What are the points of inflection of #f(x)=12x^3 + 3x^2 + 42x #?

1 Answer
Jan 17, 2016

#x=-1/12#

Explanation:

Points of inflection occur when the second derivative a function changes sign (from positive to negative, or vice versa). This correlates to when the concavity of the function shifts.

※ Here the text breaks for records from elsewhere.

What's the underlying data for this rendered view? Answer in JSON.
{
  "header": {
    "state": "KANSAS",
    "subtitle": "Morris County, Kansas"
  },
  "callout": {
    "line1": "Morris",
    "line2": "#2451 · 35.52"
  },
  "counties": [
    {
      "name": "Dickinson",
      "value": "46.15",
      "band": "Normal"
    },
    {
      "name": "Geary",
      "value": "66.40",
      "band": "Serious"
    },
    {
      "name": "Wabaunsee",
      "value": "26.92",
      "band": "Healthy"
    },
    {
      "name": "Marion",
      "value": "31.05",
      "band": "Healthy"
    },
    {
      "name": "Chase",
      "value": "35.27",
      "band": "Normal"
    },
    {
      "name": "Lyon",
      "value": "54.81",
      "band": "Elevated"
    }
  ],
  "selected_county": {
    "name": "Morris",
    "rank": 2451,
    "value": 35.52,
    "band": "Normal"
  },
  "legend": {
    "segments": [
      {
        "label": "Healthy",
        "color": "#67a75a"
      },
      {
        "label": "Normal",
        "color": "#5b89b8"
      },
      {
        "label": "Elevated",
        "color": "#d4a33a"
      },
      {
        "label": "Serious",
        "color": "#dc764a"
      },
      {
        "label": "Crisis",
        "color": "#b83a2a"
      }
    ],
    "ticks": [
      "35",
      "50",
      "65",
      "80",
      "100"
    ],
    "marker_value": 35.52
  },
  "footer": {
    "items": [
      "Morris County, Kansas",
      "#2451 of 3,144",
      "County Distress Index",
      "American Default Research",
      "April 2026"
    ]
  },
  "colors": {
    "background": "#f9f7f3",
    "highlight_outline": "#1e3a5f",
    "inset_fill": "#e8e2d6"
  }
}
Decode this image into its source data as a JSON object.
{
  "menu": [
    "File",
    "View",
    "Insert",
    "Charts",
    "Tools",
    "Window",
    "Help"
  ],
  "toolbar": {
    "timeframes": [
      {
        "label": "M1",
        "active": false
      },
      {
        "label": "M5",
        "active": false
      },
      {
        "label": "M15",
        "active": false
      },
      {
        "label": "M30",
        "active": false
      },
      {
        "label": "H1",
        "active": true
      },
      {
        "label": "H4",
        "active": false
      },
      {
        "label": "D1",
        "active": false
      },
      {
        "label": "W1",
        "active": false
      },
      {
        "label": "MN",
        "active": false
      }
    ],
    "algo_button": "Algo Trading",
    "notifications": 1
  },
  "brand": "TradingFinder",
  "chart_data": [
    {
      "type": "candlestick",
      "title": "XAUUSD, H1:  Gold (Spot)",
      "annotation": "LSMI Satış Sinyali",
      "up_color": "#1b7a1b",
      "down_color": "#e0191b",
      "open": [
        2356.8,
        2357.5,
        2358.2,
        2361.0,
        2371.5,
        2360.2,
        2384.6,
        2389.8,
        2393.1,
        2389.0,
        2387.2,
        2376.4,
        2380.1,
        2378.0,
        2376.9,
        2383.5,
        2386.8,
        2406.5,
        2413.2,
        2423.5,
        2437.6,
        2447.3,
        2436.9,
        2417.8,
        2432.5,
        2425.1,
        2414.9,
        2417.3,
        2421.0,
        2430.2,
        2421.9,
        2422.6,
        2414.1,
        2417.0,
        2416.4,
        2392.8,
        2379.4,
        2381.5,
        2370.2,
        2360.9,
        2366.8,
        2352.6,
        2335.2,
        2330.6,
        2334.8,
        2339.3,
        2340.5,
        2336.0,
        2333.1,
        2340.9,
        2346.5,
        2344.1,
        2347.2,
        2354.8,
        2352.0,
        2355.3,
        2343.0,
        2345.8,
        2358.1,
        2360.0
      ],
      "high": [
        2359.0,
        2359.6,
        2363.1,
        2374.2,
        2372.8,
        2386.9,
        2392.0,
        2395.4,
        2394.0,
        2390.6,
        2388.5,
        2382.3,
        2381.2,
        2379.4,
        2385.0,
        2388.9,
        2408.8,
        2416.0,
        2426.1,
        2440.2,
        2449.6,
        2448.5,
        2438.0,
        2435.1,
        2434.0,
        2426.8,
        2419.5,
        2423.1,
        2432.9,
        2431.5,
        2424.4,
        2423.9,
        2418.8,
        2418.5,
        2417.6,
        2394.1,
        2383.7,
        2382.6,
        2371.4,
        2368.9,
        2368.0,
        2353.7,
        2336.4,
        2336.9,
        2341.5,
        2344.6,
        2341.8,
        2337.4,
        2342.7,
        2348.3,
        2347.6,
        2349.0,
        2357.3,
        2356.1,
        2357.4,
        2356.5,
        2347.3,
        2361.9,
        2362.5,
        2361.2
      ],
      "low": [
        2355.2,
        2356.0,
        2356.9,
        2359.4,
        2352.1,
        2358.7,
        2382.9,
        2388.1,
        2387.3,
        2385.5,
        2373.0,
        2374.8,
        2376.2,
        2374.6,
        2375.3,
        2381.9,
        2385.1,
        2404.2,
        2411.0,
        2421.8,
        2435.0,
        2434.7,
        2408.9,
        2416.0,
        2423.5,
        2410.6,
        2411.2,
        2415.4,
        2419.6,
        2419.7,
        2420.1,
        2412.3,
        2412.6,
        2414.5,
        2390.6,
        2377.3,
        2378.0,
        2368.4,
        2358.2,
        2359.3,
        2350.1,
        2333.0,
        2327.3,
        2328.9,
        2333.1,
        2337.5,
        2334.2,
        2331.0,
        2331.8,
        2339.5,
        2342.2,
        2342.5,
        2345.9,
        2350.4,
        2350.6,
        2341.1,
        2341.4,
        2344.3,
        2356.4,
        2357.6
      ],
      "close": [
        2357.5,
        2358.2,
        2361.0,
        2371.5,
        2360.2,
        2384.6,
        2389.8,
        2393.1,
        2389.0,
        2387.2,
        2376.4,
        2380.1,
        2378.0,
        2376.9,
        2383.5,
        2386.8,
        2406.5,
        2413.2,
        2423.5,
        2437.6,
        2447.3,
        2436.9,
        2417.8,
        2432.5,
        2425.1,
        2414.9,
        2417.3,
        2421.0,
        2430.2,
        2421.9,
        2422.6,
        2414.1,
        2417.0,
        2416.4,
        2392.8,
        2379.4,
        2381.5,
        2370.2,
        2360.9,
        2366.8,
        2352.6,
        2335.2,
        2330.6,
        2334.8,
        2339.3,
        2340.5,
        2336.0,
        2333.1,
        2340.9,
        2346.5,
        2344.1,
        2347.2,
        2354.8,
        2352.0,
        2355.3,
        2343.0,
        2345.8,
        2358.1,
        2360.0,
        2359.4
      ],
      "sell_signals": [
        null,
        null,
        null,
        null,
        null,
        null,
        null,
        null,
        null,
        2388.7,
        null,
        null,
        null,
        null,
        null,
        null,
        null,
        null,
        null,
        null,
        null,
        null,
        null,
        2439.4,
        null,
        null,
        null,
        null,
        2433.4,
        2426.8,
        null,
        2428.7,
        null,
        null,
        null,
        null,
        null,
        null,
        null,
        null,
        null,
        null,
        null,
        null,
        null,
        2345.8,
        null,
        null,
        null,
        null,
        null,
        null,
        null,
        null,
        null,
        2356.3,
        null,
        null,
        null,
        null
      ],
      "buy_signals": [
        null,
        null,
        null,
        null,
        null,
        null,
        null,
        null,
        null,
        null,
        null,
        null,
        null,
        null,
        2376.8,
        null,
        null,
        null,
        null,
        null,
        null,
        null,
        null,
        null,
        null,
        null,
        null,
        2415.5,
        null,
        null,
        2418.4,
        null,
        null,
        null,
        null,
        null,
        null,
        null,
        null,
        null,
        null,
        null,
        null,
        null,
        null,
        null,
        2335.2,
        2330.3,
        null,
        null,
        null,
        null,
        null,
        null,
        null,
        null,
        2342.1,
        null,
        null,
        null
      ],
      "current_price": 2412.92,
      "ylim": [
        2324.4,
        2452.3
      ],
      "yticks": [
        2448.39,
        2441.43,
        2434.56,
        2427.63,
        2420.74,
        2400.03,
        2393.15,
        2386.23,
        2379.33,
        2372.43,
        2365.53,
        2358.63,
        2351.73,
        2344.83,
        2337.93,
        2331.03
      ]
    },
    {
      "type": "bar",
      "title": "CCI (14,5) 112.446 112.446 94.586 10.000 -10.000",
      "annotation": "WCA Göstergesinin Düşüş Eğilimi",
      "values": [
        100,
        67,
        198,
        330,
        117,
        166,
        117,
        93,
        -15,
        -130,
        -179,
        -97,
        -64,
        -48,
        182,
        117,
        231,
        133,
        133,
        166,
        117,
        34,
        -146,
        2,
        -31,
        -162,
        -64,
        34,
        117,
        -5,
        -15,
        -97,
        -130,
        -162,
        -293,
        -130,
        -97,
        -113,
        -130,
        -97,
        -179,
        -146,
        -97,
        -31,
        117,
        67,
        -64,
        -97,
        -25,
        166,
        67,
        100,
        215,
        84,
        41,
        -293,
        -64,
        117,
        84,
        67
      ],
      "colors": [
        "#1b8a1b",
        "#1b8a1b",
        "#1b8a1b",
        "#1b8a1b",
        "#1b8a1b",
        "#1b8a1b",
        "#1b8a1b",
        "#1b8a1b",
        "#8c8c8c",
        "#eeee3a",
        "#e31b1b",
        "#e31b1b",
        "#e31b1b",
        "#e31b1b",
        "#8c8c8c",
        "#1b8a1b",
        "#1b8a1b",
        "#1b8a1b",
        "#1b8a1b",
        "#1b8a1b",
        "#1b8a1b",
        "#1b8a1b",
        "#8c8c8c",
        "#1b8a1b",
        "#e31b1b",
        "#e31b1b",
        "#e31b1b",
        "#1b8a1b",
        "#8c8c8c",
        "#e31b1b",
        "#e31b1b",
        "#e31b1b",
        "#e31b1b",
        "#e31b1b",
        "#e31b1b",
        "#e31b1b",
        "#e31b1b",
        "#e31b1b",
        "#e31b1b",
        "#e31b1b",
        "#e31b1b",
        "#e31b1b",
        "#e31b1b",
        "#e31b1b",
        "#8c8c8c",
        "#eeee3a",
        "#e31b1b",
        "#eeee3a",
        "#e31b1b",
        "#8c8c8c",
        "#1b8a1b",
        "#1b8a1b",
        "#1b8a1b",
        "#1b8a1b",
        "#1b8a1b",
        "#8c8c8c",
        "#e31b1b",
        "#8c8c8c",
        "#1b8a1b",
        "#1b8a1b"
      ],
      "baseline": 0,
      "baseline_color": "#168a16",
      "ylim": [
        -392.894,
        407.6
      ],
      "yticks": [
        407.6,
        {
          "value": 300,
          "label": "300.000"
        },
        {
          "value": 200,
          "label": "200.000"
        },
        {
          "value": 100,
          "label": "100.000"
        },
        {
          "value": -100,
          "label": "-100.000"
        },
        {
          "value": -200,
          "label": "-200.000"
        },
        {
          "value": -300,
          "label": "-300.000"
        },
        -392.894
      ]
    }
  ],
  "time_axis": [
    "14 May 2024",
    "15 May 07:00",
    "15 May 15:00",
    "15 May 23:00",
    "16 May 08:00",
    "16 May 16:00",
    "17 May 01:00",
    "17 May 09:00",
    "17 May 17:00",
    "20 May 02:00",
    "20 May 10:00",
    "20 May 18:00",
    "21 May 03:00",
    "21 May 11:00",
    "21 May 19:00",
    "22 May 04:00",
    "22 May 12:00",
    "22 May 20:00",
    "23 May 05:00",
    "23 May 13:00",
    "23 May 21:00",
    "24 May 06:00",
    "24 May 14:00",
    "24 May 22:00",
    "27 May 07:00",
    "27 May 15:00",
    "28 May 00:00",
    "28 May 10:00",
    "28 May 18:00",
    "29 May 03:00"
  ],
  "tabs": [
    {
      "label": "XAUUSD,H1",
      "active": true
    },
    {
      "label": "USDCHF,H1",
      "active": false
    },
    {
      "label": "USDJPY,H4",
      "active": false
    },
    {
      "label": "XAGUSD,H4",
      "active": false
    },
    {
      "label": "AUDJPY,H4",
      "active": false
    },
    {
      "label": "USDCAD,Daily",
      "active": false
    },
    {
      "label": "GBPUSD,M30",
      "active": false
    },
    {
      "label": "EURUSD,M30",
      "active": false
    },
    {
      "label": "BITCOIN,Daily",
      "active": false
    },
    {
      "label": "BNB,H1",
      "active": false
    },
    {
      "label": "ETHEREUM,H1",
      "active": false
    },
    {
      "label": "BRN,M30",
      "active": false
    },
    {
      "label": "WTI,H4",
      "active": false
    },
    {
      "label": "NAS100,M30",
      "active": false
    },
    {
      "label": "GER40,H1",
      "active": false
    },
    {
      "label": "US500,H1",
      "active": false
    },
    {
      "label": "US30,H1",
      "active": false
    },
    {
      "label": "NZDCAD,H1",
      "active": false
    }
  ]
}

First, find the second derivative of the function.

#f(x)=12x^3+3x^2+42x#

#f'(x)=36x^2+6x+42#

#f''(x)=72x+6#

The sign of #f''(x)# could shift when #f''(x)=0#, so set #72x+6=0#.

#72x+6=0#

#x=-6/72#

#x=-1/12#

Analyze the sign of #f''(x)# around the possible point of inflection #x=-1/12#.

When #mathbf(x<-1/12)#:

#f''(-1)=-72+6=-66#

This is #<0#.

When #mathbf(x> -1/12)#:

#f''(0)=6#

This is #>0#.

Thus, the sign of #f''(x)# does change around the point when #x=-1/12#.

We can check a graph of #f(x)#:

graph{12x^3+3x^2+42x [-2.5, 2.5, -200, 200]}

The concavity does seem to shift very close to #x=0#.